Le président Emmanuel Macron, qui s'est invité à cette réunion, a demandé aux parti­ci­pants de lui faire une propo­sition afin qu'elle puisse s'intégrer dans son projet de réforme consti­tu­tion­nelle "après l'été".

M. Darmanin a jugé que la venue du chef de l'Etat était "histo­rique", "symbo­lique" et "politique".

S'il a reconnu que cela faisait "50 ans" que les natio­na­listes récla­maient une inscription de la Corse dans la Constitution, il a estimé que cette journée permettait de "voir radieux l'avenir pour la Corse".
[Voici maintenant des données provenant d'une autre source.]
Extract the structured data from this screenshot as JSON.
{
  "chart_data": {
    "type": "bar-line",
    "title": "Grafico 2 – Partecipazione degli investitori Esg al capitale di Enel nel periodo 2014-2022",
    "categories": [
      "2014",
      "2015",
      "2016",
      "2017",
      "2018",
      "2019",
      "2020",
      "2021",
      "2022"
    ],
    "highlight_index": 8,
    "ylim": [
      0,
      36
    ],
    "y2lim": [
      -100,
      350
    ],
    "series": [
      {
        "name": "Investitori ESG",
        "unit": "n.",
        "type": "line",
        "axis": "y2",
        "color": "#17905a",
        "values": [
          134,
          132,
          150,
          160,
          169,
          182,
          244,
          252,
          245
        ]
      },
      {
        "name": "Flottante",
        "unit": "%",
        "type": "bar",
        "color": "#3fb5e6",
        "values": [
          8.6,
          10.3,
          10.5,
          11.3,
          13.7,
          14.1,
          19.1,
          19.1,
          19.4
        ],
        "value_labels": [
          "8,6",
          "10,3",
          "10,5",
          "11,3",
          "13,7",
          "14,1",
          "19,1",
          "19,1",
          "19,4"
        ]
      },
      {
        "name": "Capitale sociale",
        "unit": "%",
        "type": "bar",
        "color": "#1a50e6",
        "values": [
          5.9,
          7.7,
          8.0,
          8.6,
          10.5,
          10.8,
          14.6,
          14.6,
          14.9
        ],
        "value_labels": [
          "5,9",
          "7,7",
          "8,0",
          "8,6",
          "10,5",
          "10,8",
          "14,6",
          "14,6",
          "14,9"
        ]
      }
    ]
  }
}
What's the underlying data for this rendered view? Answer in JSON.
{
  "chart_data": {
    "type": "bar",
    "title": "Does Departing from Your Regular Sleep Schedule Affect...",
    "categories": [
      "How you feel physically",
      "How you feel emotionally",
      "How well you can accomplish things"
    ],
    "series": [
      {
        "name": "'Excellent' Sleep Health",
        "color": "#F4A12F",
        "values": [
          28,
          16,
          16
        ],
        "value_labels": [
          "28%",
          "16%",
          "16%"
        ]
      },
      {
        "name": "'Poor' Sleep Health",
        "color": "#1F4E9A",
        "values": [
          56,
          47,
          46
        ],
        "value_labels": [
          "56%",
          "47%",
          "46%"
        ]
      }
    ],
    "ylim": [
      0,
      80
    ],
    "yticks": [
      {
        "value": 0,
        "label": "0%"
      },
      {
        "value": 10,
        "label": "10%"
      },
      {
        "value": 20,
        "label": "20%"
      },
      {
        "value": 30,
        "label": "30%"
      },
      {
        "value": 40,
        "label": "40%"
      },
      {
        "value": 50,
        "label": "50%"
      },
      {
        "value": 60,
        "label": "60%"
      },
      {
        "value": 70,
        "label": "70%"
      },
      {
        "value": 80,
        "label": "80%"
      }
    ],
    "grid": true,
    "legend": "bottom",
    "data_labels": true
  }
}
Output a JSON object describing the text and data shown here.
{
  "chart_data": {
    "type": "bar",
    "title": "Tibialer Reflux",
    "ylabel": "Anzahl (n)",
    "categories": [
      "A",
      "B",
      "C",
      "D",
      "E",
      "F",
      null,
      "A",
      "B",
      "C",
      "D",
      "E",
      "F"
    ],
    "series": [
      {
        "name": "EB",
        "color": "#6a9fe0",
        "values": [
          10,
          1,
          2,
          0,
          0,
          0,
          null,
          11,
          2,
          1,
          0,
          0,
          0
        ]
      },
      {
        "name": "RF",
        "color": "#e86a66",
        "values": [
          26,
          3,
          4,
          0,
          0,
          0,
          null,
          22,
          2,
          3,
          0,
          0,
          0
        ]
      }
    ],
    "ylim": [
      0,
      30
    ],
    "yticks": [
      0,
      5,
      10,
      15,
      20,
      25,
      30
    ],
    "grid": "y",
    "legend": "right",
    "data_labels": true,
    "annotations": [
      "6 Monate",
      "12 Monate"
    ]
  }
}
"Oui, l'horizon n'a jamais été autant dégagé", a assuré le ministre en faisant valoir que le chef de l'Etat était "celui qui a le pouvoir constitutionnel".

Mais Emmanuel Macron ne dispose pas actuel­lement d'une majorité des 3/​5e (Assemblée nationale et Sénat réunis) néces­saire pour faire aboutir une réforme de la Constitution.

Le gouver­nement, a poursuivi M. Darmanin, attend "les propo­si­tions des élus corses". "Avant le 14 juillet, il est tout à fait possible de présenter un projet au président de la République", a-​t-​il dit.

M. Darmanin a précisé que les Corses auraient à se prononcer sur ce projet avant le débat parlementaire.

Mais auparavant, il a donné "45 jours" aux élus pour lui faire des propo­si­tions sur "le foncier".